Elle constate que les annonces litigieuses indiquaient simplement les nom, profession, adresse et numéro de téléphone du requérant. Elles visaient assurément un but publicitaire, mais elles fournissaient aux personnes ayant besoin d'une assistance juridique des renseignements d'une utilité certaine et de nature à faciliter leur accès à la justice. L'article 10 CEDH entre donc en jeu.
 
Les dispositions ordinales incriminées tendaient à protéger les intérêts du public dans le respect des membres du barreau. A cet égard, il faut tenir compte de la nature spécifique de la profession qu'exerce un avocat: en sa qualité d'auxiliaire de la justice, il doit témoigner de discrétion, d'honnêteté et de dignité dans sa conduite; les limitations à la publicité trouvent leur source dans ces particularités.

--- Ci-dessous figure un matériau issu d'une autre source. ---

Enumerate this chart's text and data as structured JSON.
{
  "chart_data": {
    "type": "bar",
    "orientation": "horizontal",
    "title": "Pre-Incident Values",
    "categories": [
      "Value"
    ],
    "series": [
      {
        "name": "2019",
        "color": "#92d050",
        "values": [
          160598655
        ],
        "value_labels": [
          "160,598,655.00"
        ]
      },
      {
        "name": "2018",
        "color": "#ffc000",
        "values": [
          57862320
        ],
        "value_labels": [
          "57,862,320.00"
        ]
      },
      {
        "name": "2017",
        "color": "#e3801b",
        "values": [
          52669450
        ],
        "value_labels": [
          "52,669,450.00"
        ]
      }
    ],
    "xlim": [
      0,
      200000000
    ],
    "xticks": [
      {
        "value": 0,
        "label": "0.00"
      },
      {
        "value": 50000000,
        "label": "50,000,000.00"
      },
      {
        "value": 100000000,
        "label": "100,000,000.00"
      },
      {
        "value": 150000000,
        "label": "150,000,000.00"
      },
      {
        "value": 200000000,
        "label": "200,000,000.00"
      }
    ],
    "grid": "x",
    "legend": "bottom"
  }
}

Quant à la décision contestée, rien ne montre que l'intention du conseil de l'Ordre de Barcelone à l'époque ne coïncidait pas avec le but reconnu de la législation.
 
Les États contractants jouissent d'une certaine marge d'appréciation pour juger de la nécessité d'une ingérence, mais qu'elle va de pair avec un contrôle européen portant à la fois sur les normes pertinentes et sur les décisions les appliquant. Pareille marge d'appréciation s'impose en matière de publicité. La tâche de la Cour se limite donc en l'occurrence à rechercher si les mesures prises se justifient dans leur principe et sont proportionnées.
 
La publicité constitue pour le citoyen un moyen de connaître les caractéristiques des services et des biens qui lui sont offerts. Néanmoins, elle peut parfois faire l'objet de restrictions destinées, notamment, à empêcher la concurrence déloyale et la publicité mensongère ou trompeuse. Dans certains contextes, même la publication de messages publicitaires objectifs et véridiques pourrait subir des limitations, tendant au respect des droits d'autrui ou fondées sur les particularités d'une activité commerciale ou d'une profession déterminées. La Cour doit mettre en balance les exigences desdites particularités avec la publicité en cause.
 
La Cour souligne que l'on ne peut pas comparer un avocat exerçant à titre libéral à des entreprises commerciales telles les compagnies d'assurances qui ne subissent pas de restrictions à la publicité de leurs services de conseil juridique. La situation centrale que le premier occupe dans l'administration de la justice, comme intermédiaire entre le justiciable et les tribunaux, explique les normes de conduite imposées en général aux membres du barreau. Elle note en outre que la réglementation de la publicité des avocats varie d'un pays à l'autre en fonction des traditions culturelles, et que la majorité des États contractants, dont l'Espagne, connaissent depuis quelque temps une évolution vers un assouplissement. Ce large éventail de réglementations et les différences de rythme dans les États membres du Conseil de l'Europe montrent la complexité du problème. Grâce à leurs contacts directs et constants avec leurs membres, les autorités ordinales ou les cours et tribunaux du pays se trouvent mieux placés que le juge international pour préciser où se situe, à un moment donné, le juste équilibre à ménager entre les divers intérêts en jeu: les impératifs d'une bonne administration de la justice, la dignité de la profession, le droit de toute personne à recevoir une information sur l'assistance juridique et la possibilité pour un avocat de faire de la publicité pour son cabinet.
 
La Cour conclut que la réaction des autorités compétentes ne pouvait, à l'époque (1982-1983), passer pour disproportionnée au but recherché, et qu'en conséquence aucune violation de l'article 10 CEDH ne se trouve établie.
 
Langues:
 
Anglais, français.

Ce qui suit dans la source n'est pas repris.